I implemented a C++ code to numerically solve the n-th derivative of a function in a point x_0:

double n_derivative( double ( *f )( int, double ), double x_0, int n )
 {
  if( n == 0 ) return f( x_0 );
  else 
   {
    const double h = pow( __DBL_EPSILON__, 1/3 );
    double x_1 = x_0 - h;
    double x_2 = x_0 + h;
    double first_term = n_derivative( f, x_2, n - 1 );
    double second_term = n_derivative( f, x_1, n - 1);

    return ( first_term - second_term ) / ( 2*h );
   }
 }

I was wondering if this is for you a good implementation or if there can be a way to better write it in C++. The problem is that I noticed that the n-th derivative diverges for values of n higher than 3. Do you know how to solve this?

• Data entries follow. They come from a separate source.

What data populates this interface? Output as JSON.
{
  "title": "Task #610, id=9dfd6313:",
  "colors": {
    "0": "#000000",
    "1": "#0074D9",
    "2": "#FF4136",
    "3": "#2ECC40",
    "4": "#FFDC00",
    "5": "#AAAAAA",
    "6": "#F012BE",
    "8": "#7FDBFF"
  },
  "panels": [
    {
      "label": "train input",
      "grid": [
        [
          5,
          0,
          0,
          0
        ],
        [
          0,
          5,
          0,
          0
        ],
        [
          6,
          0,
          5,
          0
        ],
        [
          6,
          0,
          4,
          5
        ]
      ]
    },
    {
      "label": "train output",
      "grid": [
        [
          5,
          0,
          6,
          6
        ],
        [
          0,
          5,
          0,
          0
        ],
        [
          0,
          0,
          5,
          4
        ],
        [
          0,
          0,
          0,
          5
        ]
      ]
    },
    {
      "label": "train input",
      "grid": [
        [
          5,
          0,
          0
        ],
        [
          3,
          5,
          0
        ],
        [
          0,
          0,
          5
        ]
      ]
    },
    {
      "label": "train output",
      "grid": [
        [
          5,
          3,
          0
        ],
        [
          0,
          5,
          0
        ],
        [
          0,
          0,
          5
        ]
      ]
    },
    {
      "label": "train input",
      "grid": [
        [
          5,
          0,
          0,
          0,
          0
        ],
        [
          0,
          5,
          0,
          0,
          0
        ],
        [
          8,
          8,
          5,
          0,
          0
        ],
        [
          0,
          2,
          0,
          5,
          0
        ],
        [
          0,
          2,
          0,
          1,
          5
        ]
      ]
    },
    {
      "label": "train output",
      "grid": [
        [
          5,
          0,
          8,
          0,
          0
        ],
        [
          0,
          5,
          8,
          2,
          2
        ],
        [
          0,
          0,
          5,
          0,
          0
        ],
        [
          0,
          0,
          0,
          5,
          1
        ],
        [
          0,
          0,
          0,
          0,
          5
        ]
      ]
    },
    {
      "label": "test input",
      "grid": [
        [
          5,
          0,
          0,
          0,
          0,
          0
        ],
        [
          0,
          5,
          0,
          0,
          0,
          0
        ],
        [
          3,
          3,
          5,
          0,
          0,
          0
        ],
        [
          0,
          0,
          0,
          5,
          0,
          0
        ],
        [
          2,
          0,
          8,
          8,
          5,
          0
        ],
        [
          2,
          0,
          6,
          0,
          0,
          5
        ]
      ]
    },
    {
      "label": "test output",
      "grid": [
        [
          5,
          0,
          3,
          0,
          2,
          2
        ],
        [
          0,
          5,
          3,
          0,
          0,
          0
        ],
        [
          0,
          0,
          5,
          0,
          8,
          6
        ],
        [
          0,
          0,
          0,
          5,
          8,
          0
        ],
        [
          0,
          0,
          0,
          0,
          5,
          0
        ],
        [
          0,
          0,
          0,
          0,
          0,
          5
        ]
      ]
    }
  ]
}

It is not a good implementation

At least these problems.

Integer math

Use FP math as 1/3 is zero.

1/3 --> 1.0/3

Using the cube root optimal for n==1

But not certainly other n. @Eugene

Wrong epsilon

Below code is only useful for |x_0| about 1.0. When x_0 is large, x_0 - h may equal x_0. When x_0 is small, x_0 - h may equal -h.

OP's +/- some epsilon is good for fixed point, but double is a floating point.

// Bad
const double h = pow( __DBL_EPSILON__, 1.0/3 );
double x_1 = x_0 - h;

A relative scaling is needed.

#define EPS cbrt(DBL_EPSILON) // TBD code to well select this 
if (fabs(x_0) >= DBL_MIN && isfinite(x_0)) {
  double x_1 = x_0*(1.0 - EP3);
  double x_2 = x_0*(1.0 + EPS);
  double h2 = x_2 - x_1;
  ...
} else {
  TBD_Code for special cases
}

Invalid code

f is double ( *f )( int, double ), but call is f( x_0 )

Minor: confusing names

Why first_term with x_2 and second_term with x_1?